橋の話題 6「レオナルドダビンチの橋」 

レオナルド・ダ・ビンチの橋

レオナルド・ダ・ビンチと言えば代表作「モナリザ」。
近年、赤外線分析で4枚の下絵が隠されていることが明らかになりました。今、わたしたちが観ている絵の「一つ下の絵の女性」が「本当のモナリザ」で、現在の絵のモデルは「モナリザではない」、という説が出てきたり、ダ・ビンチの弟子が描いた「裸身のモナリザ」には、ダ・ビンチが描いた原画が存在したのではないか?という専門家がいたり、いろいろ未解明な謎が多く、いまだに人々の好奇心を誘っています。
謎めいているのは絵画そのものだけではなく、1911年にはなんと盗難に遭っているんですね。その容疑者として有名な詩人アポリネールが投獄されてしまったり、事件への関与が疑われた、あのピカソまでが警察に連行されるというルーブル美術館始まって以来のスキャンダルもあったりと、名画ゆえに話題には事欠かないのです。

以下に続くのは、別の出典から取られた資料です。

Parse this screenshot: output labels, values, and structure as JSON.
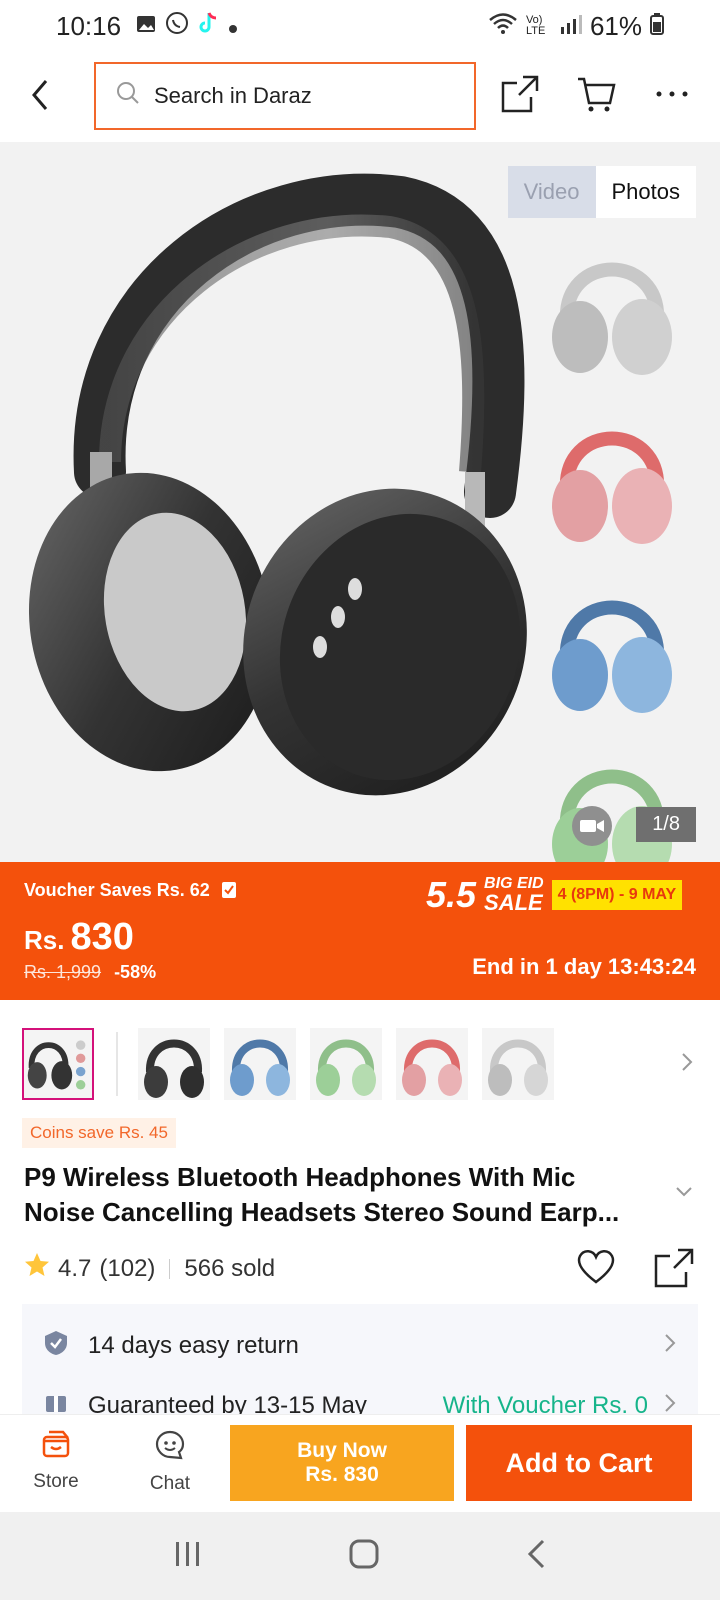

このコラムの話題にも少しは寄与しているのです。多くの方はモナリザの謎めいた微笑に目を奪われるかもしれませんが、背景に小さく連続アーチ橋が描かれているのです。ルーブル美術館まで観に行ければ良いのですが、それはちょっと無理。インターネットで検索してみて下さい。

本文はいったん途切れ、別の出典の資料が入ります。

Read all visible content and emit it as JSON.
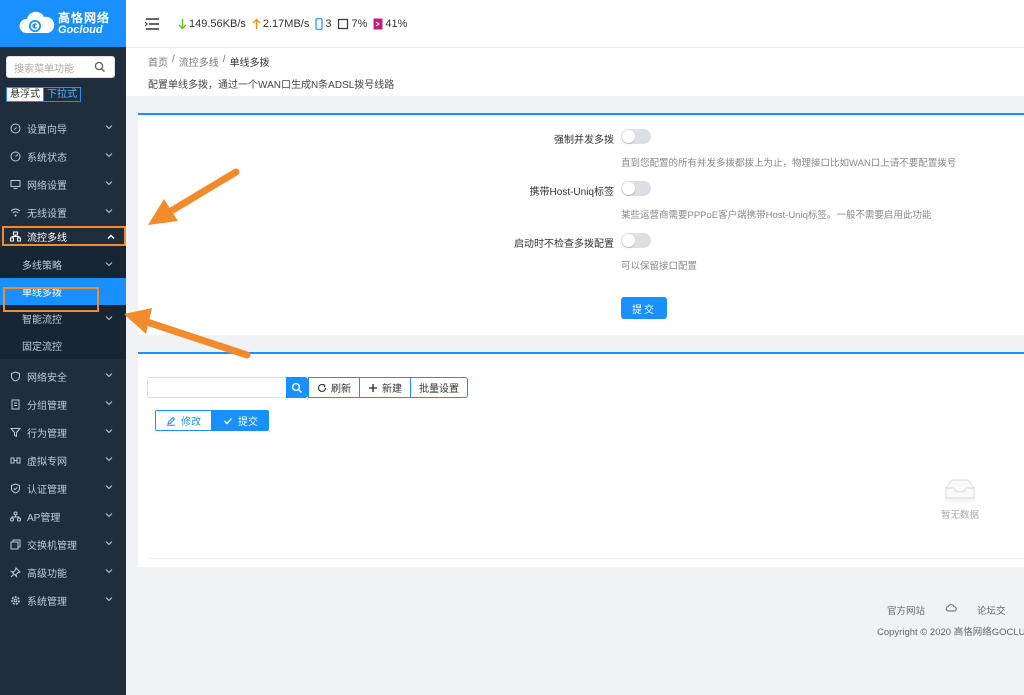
{
  "brand": {
    "name_cn": "高恪网络",
    "name_en": "Gocloud"
  },
  "sidebar": {
    "search_placeholder": "搜索菜单功能",
    "mode_options": [
      "悬浮式",
      "下拉式"
    ],
    "items": [
      {
        "label": "设置向导",
        "icon": "compass-icon"
      },
      {
        "label": "系统状态",
        "icon": "dashboard-icon"
      },
      {
        "label": "网络设置",
        "icon": "monitor-icon"
      },
      {
        "label": "无线设置",
        "icon": "wifi-icon"
      },
      {
        "label": "流控多线",
        "icon": "network-icon"
      },
      {
        "label": "网络安全",
        "icon": "shield-icon"
      },
      {
        "label": "分组管理",
        "icon": "group-icon"
      },
      {
        "label": "行为管理",
        "icon": "filter-icon"
      },
      {
        "label": "虚拟专网",
        "icon": "vpn-icon"
      },
      {
        "label": "认证管理",
        "icon": "check-shield-icon"
      },
      {
        "label": "AP管理",
        "icon": "ap-icon"
      },
      {
        "label": "交换机管理",
        "icon": "switch-icon"
      },
      {
        "label": "高级功能",
        "icon": "pin-icon"
      },
      {
        "label": "系统管理",
        "icon": "gear-icon"
      }
    ],
    "submenu": [
      {
        "label": "多线策略"
      },
      {
        "label": "单线多拨"
      },
      {
        "label": "智能流控"
      },
      {
        "label": "固定流控"
      }
    ]
  },
  "topbar": {
    "download": "149.56KB/s",
    "upload": "2.17MB/s",
    "devices": "3",
    "cpu": "7%",
    "memory": "41%"
  },
  "breadcrumb": {
    "items": [
      "首页",
      "/",
      "流控多线",
      "/",
      "单线多拨"
    ],
    "description": "配置单线多拨，通过一个WAN口生成N条ADSL拨号线路"
  },
  "settings": [
    {
      "label": "强制并发多拨",
      "hint": "直到您配置的所有并发多拨都拨上为止，物理接口比如WAN口上请不要配置拨号",
      "enabled": false
    },
    {
      "label": "携带Host-Uniq标签",
      "hint": "某些运营商需要PPPoE客户端携带Host-Uniq标签。一般不需要启用此功能",
      "enabled": false
    },
    {
      "label": "启动时不检查多拨配置",
      "hint": "可以保留接口配置",
      "enabled": false
    }
  ],
  "submit_label": "提交",
  "toolbar": {
    "search_value": "",
    "refresh_label": "刷新",
    "new_label": "新建",
    "batch_label": "批量设置",
    "edit_label": "修改",
    "commit_label": "提交"
  },
  "empty_text": "暂无数据",
  "footer": {
    "links": [
      "官方网站",
      "论坛交"
    ],
    "copyright": "Copyright © 2020 高恪网络GOCLU"
  },
  "colors": {
    "primary": "#1890ff",
    "sidebar": "#1f2d3d",
    "annotation": "#f28b2c"
  }
}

ダ・ビンチと橋との関わりはこれだけではありません。他にも興味深いものがあります。

これは、ダ・ビンチが当時のトルコ皇帝からの依頼を受けて設計したゴールデンホーン橋(トルコ)のスケッチです。この橋は、コンスタンチノープル(現在のイスタンブール)の街を分断するボスポラス海峡を跨ぐ橋長240mの長大な石橋なのですが、当時の技術では実現不可能で、この21世紀の橋と見まごう美しい曲線のアーチ橋は残念ながら未完の幻となりました。ちなみに、トルコ皇帝はダ・ビンチだけではなく、建築家としても名を馳せたルネッサンスのもう一人の天才ミケランジェロにも設計を依頼したのですが、断られたとのこと。
ところが、驚くべきことにこの橋は、500年の時を経て幻が現実になったのです。ノルウェーの美術家ヴェヴョーム・サンド氏がダ・ビンチのデザインに感銘を受け、自国の公共道路協会にこの橋の建設“レオナルド・ブリッジ・プロジェクト”を提案。5年がかりの努力が実り、2001年にオスロとストックホルムを結ぶハイウェイに架かる小さな歩道橋として実現したのです。ダ・ビンチの原案より橋長は少しだけ短く108m。アーチは、石ではなく三角形断面の木の集成材に変わりましたが、ほぼ原画に忠実に造られたようです。
興味のある方は、WEBサイトを検索して写真をご覧になってください。感嘆しますよ!
もう一つ、ダ・ビンチの天才性が発揮されたユニークな橋のアイディアがあります。それは「スウィング・ブリッジ」(旋回橋)という可動橋。片側の岸辺に備え付けた支柱を軸にして滑車で橋を旋回させて、船が川を上り下りする時には船の通行の支障にならないように橋を岸辺に横付けし、人が川を渡る時には川の流れと垂直の方向に旋回させて両岸を橋渡しする仕組みになっています。実はこれには、人と船の利用の両立の他にもう一つの利点があります。万が一、敵が攻めてきた時には橋の向きを変えてしまえば、その進軍を防ぐことが出来るのです。軍事戦略家、軍事技術者としての才にも長けていたダ・ビンチならでは発想と言えそうですね。

「古きを学びて新しきを知る」とは、先人の思想や学問から現代に通じる精神を学ぶというニュアンスでよく使われますが、日本の室町時代の設計が現代でそのまま通用するというのは驚きです!ダ・ビンチは、もしかすると宇宙人だったのかもしれませんね。